Oct 06 10:19:33 t-101 k3s[26504]: Trace[1696873226]: [10.00427016s] [10.00427016s] END
Oct 06 10:19:33 t-101 k3s[26504]: I1006 10:19:33.524475   26504 trace.go:205] Trace[621052234]: "GuaranteedUpdate etcd3" type:*core.Node (06-Oct-2020 10:19:23.510) (total time: 10013ms):
Oct 06 10:19:33 t-101 k3s[26504]: Trace[621052234]: [10.013355979s] [10.013355979s] END

While this can be caused by insufficient CPU resources, a more frequent cause is insufficient disk IO bandwidth. Low-end SD cards frequently cannot put up with the demand of hosting the datastore, workload, and image pulls at the same time. If you're already using USB storage, you might try putting the datastore (/var/lib/rancher/k3s/server/db) on a different device, or using an external SQL back-end.

erikwilson commented 4 years ago

This looks like it is hitting the 30 second timeout for the network policy controller d713683614fad5aa8cf6d3af467d81d4b6bdfda2 edit: it should probably be increased

brandond commented 4 years ago

@erikwilson yes that's where it's dying, but I'm generally suspicious of any datastore operation taking 10 seconds to complete. If it wasn't the NPC timing out, it'd be something else.

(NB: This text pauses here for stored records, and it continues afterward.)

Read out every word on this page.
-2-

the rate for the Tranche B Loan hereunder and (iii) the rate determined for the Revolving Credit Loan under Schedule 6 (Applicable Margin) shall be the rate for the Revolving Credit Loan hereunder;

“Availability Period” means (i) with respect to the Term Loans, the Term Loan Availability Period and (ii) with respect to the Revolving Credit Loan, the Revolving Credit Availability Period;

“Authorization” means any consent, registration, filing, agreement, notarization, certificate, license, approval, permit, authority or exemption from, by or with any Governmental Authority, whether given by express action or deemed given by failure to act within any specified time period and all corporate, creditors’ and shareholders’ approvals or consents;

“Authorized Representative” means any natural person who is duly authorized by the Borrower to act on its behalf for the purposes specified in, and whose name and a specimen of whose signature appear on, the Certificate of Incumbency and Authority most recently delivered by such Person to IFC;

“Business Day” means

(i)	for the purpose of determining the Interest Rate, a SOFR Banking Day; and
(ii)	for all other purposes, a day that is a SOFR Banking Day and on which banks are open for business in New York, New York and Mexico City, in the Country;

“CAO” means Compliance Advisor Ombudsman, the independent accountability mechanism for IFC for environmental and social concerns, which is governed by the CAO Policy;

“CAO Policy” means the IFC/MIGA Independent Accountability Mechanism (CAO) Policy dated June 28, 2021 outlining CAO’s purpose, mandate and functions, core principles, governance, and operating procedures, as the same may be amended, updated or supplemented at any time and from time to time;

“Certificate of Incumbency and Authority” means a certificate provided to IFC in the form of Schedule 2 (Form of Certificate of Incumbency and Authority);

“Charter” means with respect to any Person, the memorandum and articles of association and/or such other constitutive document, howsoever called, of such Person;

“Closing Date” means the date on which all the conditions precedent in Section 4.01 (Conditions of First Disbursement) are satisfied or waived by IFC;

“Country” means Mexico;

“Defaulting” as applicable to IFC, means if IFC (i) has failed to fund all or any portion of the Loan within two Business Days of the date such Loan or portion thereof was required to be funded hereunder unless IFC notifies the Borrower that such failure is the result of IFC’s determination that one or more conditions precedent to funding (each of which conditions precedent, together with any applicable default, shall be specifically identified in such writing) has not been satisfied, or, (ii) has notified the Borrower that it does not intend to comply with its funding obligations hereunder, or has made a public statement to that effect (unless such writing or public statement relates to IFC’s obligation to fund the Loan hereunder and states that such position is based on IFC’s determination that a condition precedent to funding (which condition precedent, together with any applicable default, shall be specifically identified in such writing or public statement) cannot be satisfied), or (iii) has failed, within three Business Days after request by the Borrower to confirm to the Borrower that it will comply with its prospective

alexellis commented 4 years ago

The Compute Module 3+ has a 32GB eMMC rather than SD card but k3s has worked reasonably well up to this point with 1.17 on other similar RPi3s.

brandond commented 4 years ago

Are you running it with the default kine sqlite datastore?

You might leave iostat -xd 10 running for a while. Between the tps, await, and %util statistics you should be able to tell pretty easily if the storage is overloaded.

alexellis commented 4 years ago

I've set it to again using DigitalOcean mysql as the datastore with two servers and 5 agents. It's still running but some of the etcd writes are 3-6s+.

I'll have a look at iostat when converting back to SQLite

stale[bot] commented 3 years ago

This repository uses a bot to automatically label issues which have not had any activity (commit/comment/label) for 180 days. This helps us manage the community issues better. If the issue is still relevant, please add a comment to the issue so the bot can remove the label and we know it is still valid. If it is no longer relevant (or possibly fixed in the latest release), the bot will automatically close the issue in 14 days. Thank you for your contributions.